Urgent action request: Piccadily Hotel residents facing eviction

Rob Cottingham's picture

Written by Rob Cottingham

This just came into my inbox, and sounds urgent enough that I wanted to pass it along:

DTES Housing and Homelessness Action: Piccadilly Hotel Eviction - write a letter by Tuesday! CC it to CCAP [the Carnegie Community Action Project] (wpederson@look.ca) for our files:

Bad news. The Piccadilly Hotel will evict its tenants this coming Wednesday, February 28, 2007. City inspectors say it's not up to code and it needs to shut down because the owner is not fixing it up. This is the perfect time for the City to use its bylaws to protect the last housing before homelessness.

Please email city councillors and ask them to do the repairs. Council voted to look for a test case for the Standards of Maintenance Bylaw in February 2007 that lets them pay for hotel repairs and bill the owner. The City could also buy this hotel. In 2005, Council voted unanimously to support the DTES Housing Plan which says the City will buy 1 hotel a year. Sam Sullivan and Peter Ladner voted for this plan then. In February 2007, council agreed to look for a hotel to buy. So far, not one hotel has been purchased. At the February meeting, council blamed the Province for causing homelessness by not increasing Welfare rates. Council minimized their own power to help. But small actions to save existing housing will make a big difference. Buy hotels, fix them up and stop creating homelessness. We must continue to hold them to account.

Five minutes to write a quick letter with your name and address signed. This pressure works! We delivered 100 letters to mayor and councilors in February for the SRA (SRO) Bylaw meeting. CCAP and other community groups pressured them relentlessly with action, extensive media coverage and presence at council meetings. We won the promise of city councilors not to allow conversion or demolition of SROs. Let's keep the pressure on.

sam.sullivan@vancouver.ca
clranton@vancouver.ca
clrlander@vancouver.ca
clrdeal@vancouver.ca
clrlouie@vancouver.ca
clrlee@vancouver.ca
clrcadman@vancouver.ca
clrball@vancouver.ca
clrchow@vancouver.ca
clrstevenson@vancouver.ca
clrcapri@vancouver.ca

Backgrounder/press release from Pivot Legal Society:

City moves to close another SRO, Pivot calls for use of initiative approved yesterday
For immediate release - February 16, 2007

Vancouver - The City of Vancouver is moving to close another low-income single room occupancy building, this time the Picadilly Hotel, also known as the Pender Place Hotel, located at 622 West Pender Street. A notice to tenants from the City of Vancouver tells the building's occupants that if the owners fail to remedy deficiencies in the building by February 28, 2007, the building will have to be vacated. The Picadilly has 39 rooms, 12 of which are currently occupied by low-income residents at high risk of homelessness.
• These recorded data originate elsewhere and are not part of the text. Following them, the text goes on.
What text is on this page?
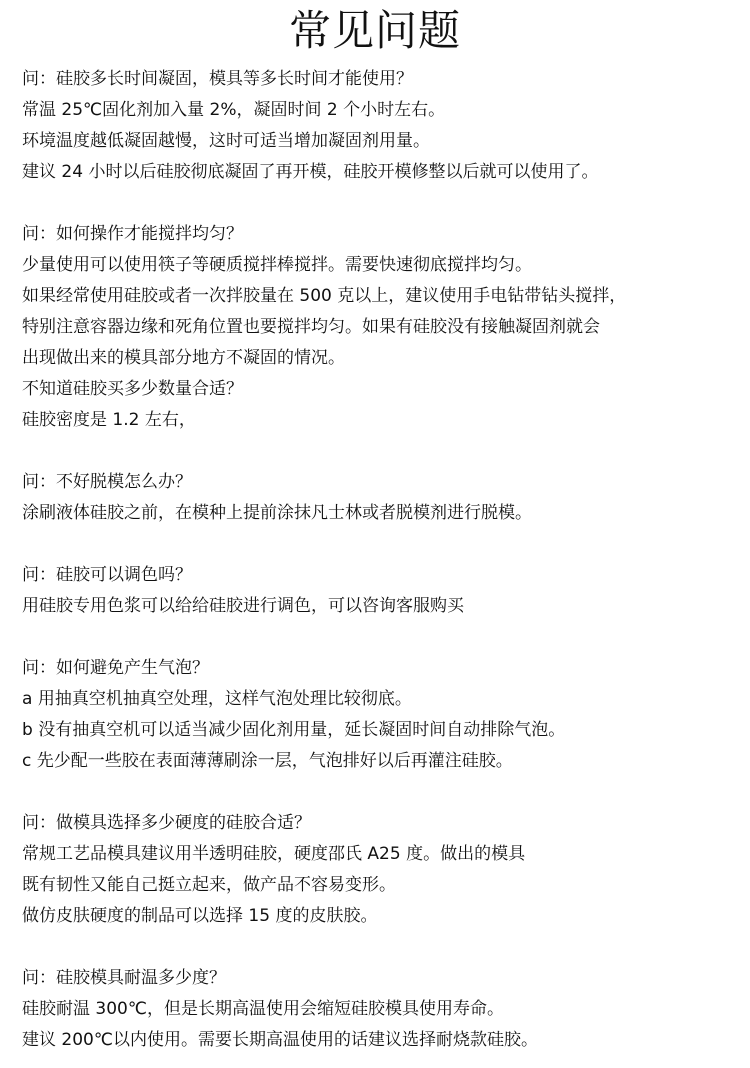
常见问题
问：硅胶多长时间凝固，模具等多长时间才能使用？
常温 25℃固化剂加入量 2%，凝固时间 2 个小时左右。
环境温度越低凝固越慢，这时可适当增加凝固剂用量。
建议 24 小时以后硅胶彻底凝固了再开模，硅胶开模修整以后就可以使用了。
问：如何操作才能搅拌均匀？
少量使用可以使用筷子等硬质搅拌棒搅拌。需要快速彻底搅拌均匀。
如果经常使用硅胶或者一次拌胶量在 500 克以上，建议使用手电钻带钻头搅拌，
特别注意容器边缘和死角位置也要搅拌均匀。如果有硅胶没有接触凝固剂就会
出现做出来的模具部分地方不凝固的情况。
不知道硅胶买多少数量合适？
硅胶密度是 1.2 左右，
问：不好脱模怎么办？
涂刷液体硅胶之前，在模种上提前涂抹凡士林或者脱模剂进行脱模。
问：硅胶可以调色吗？
用硅胶专用色浆可以给给硅胶进行调色，可以咨询客服购买
问：如何避免产生气泡？
a 用抽真空机抽真空处理，这样气泡处理比较彻底。
b 没有抽真空机可以适当减少固化剂用量，延长凝固时间自动排除气泡。
c 先少配一些胶在表面薄薄刷涂一层，气泡排好以后再灌注硅胶。
问：做模具选择多少硬度的硅胶合适？
常规工艺品模具建议用半透明硅胶，硬度邵氏 A25 度。做出的模具
既有韧性又能自己挺立起来，做产品不容易变形。
做仿皮肤硬度的制品可以选择 15 度的皮肤胶。
问：硅胶模具耐温多少度？
硅胶耐温 300℃，但是长期高温使用会缩短硅胶模具使用寿命。
建议 200℃以内使用。需要长期高温使用的话建议选择耐烧款硅胶。
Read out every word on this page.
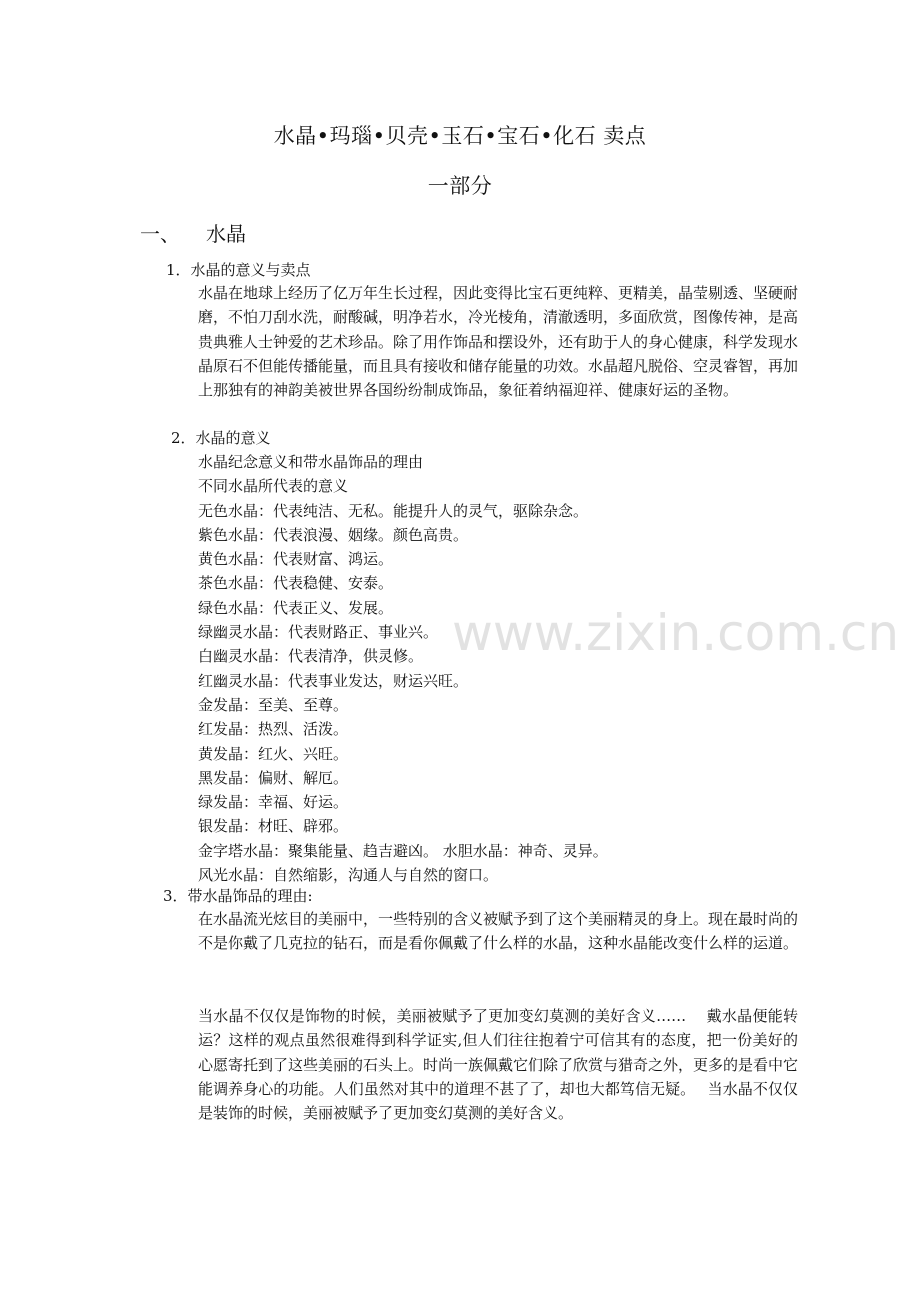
水晶•玛瑙•贝壳•玉石•宝石•化石 卖点
一部分
一、 水晶
1．水晶的意义与卖点
水晶在地球上经历了亿万年生长过程，因此变得比宝石更纯粹、更精美，晶莹剔透、坚硬耐磨，不怕刀刮水洗，耐酸碱，明净若水，冷光棱角，清澈透明，多面欣赏，图像传神，是高贵典雅人士钟爱的艺术珍品。除了用作饰品和摆设外，还有助于人的身心健康，科学发现水晶原石不但能传播能量，而且具有接收和储存能量的功效。水晶超凡脱俗、空灵睿智，再加上那独有的神韵美被世界各国纷纷制成饰品，象征着纳福迎祥、健康好运的圣物。
2．水晶的意义
水晶纪念意义和带水晶饰品的理由
不同水晶所代表的意义
无色水晶：代表纯洁、无私。能提升人的灵气，驱除杂念。
紫色水晶：代表浪漫、姻缘。颜色高贵。
黄色水晶：代表财富、鸿运。
茶色水晶：代表稳健、安泰。
绿色水晶：代表正义、发展。
绿幽灵水晶：代表财路正、事业兴。
白幽灵水晶：代表清净，供灵修。
红幽灵水晶：代表事业发达，财运兴旺。
金发晶：至美、至尊。
红发晶：热烈、活泼。
黄发晶：红火、兴旺。
黑发晶：偏财、解厄。
绿发晶：幸福、好运。
银发晶：材旺、辟邪。
金字塔水晶：聚集能量、趋吉避凶。 水胆水晶：神奇、灵异。
风光水晶：自然缩影，沟通人与自然的窗口。
3．带水晶饰品的理由:
在水晶流光炫目的美丽中，一些特别的含义被赋予到了这个美丽精灵的身上。现在最时尚的不是你戴了几克拉的钻石，而是看你佩戴了什么样的水晶，这种水晶能改变什么样的运道。
当水晶不仅仅是饰物的时候，美丽被赋予了更加变幻莫测的美好含义……　 戴水晶便能转运？这样的观点虽然很难得到科学证实,但人们往往抱着宁可信其有的态度，把一份美好的心愿寄托到了这些美丽的石头上。时尚一族佩戴它们除了欣赏与猎奇之外，更多的是看中它能调养身心的功能。人们虽然对其中的道理不甚了了，却也大都笃信无疑。　 当水晶不仅仅是装饰的时候，美丽被赋予了更加变幻莫测的美好含义。
www.zixin.com.cn
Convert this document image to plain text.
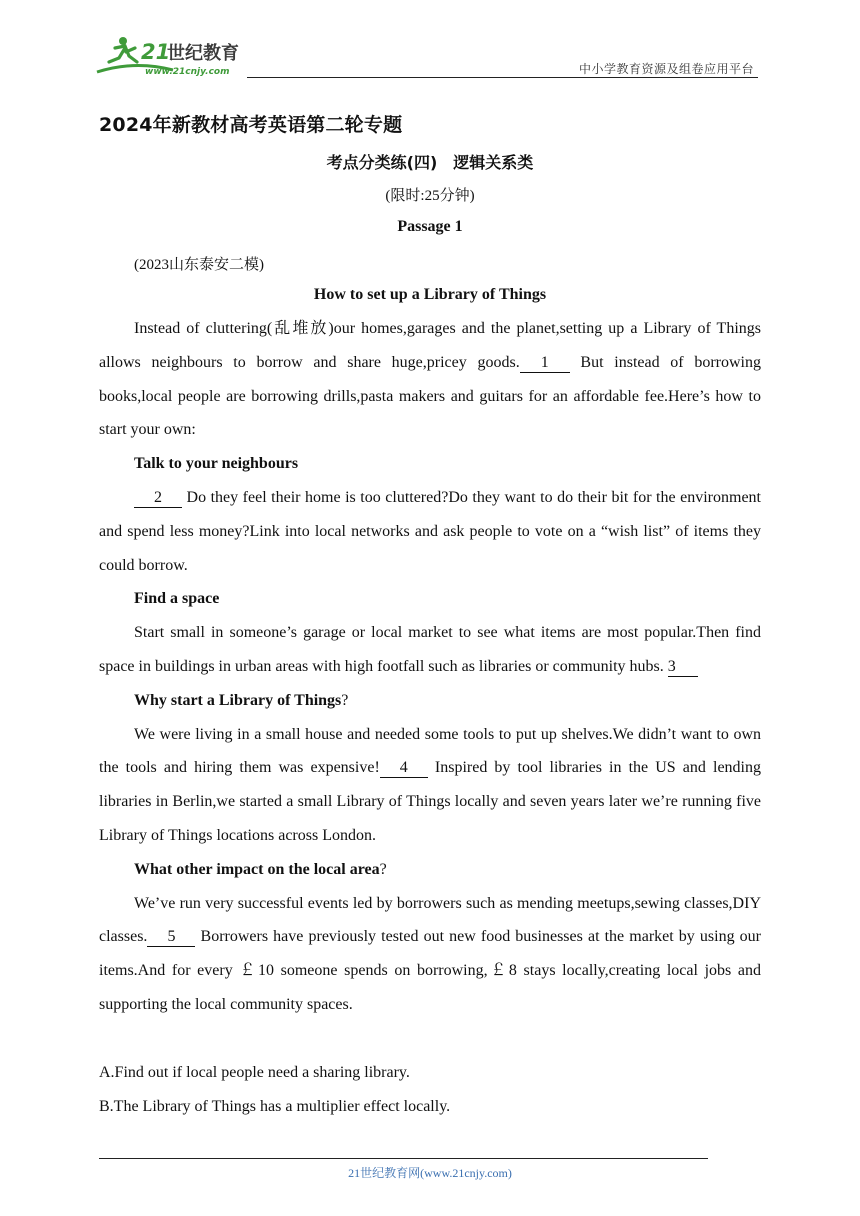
21
世纪教育
www.21cnjy.com	中小学教育资源及组卷应用平台
2024年新教材高考英语第二轮专题
考点分类练(四)　逻辑关系类
(限时:25分钟)
Passage 1
(2023山东泰安二模)
How to set up a Library of Things

Instead of cluttering(乱堆放)our homes,garages and the planet,setting up a Library of Things allows neighbours to borrow and share huge,pricey goods. 1 But instead of borrowing books,local people are borrowing drills,pasta makers and guitars for an affordable fee.Here’s how to start your own:

Talk to your neighbours

2 Do they feel their home is too cluttered?Do they want to do their bit for the environment and spend less money?Link into local networks and ask people to vote on a “wish list” of items they could borrow.

Find a space

Start small in someone’s garage or local market to see what items are most popular.Then find space in buildings in urban areas with high footfall such as libraries or community hubs. 3

Why start a Library of Things?

We were living in a small house and needed some tools to put up shelves.We didn’t want to own the tools and hiring them was expensive! 4 Inspired by tool libraries in the US and lending libraries in Berlin,we started a small Library of Things locally and seven years later we’re running five Library of Things locations across London.

What other impact on the local area?

We’ve run very successful events led by borrowers such as mending meetups,sewing classes,DIY classes. 5 Borrowers have previously tested out new food businesses at the market by using our items.And for every ￡10 someone spends on borrowing,￡8 stays locally,creating local jobs and supporting the local community spaces.

A.Find out if local people need a sharing library.
B.The Library of Things has a multiplier effect locally.
21世纪教育网(www.21cnjy.com)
The remainder of the rooms remain empty because welfare has refused to issue cheques for tenants who wish to rent those rooms. "The twelve tenants have been given 19 days notice of their potential eviction," says David Eby, lawyer with the Pivot Legal Society. "While this is an improvement on the half hour eviction notice the Burns Block residents received, it is hardly the approach that we want the City to take in this type of situation."

Yesterday evening, Vancouver's city council instructed staff to identify a "test case" low-income building for use of the Standards of Maintenance By-law. This by-law permits City officials to enter residential buildings and make repairs to ensure the safety of tenants, and then bill those repairs back to the owner of the building. A 1990 decision of the B.C. Supreme Court called Carline Holdings v. City of Vancouver determined that the City's powers under this by-law are well founded in the Vancouver Charter, refuting a defendant's argument that the by-law only permitted "cosmetic" repairs.

"The timing is perfect for the Picadilly to be the City of Vancouver's building maintenance test case," said Eby. "Instead of punishing the tenants by sending them out into the street, the City could punish the owner for letting this building fall into such disrepair by making the necessary repairs to ensure tenant safety and sending the owner a bill. It's a win win situation: the tenants stay housed and the building is improved at no cost to the city."

The tenants have been advised by the Notice to contact the Tenant Assistant Program of the City of Vancouver for assistance relocating. Eby says that this is no remedy at all. "The Burns Block residents were supposedly offered relocation as well, but several of my clients from that building were homeless for periods of days, weeks or months. The one tenant who was assisted was homeless for two days first. The rest had to find their own housing, and those that are housed now live in even worse buildings. At least one former Burns Block resident is still homeless."

The Burns Block building, which was closed by the city in March of 2006, would have been another perfect candidate for the new initiative. Unfortunately, instead of making the minimum necessary repairs and billing the owner, the City closed the building, sending the 18 residents from that building into the street with half an hour's notice. The building is now up for auction and will be sold on March 1, 2007, the day after the scheduled closure of the Picadilly.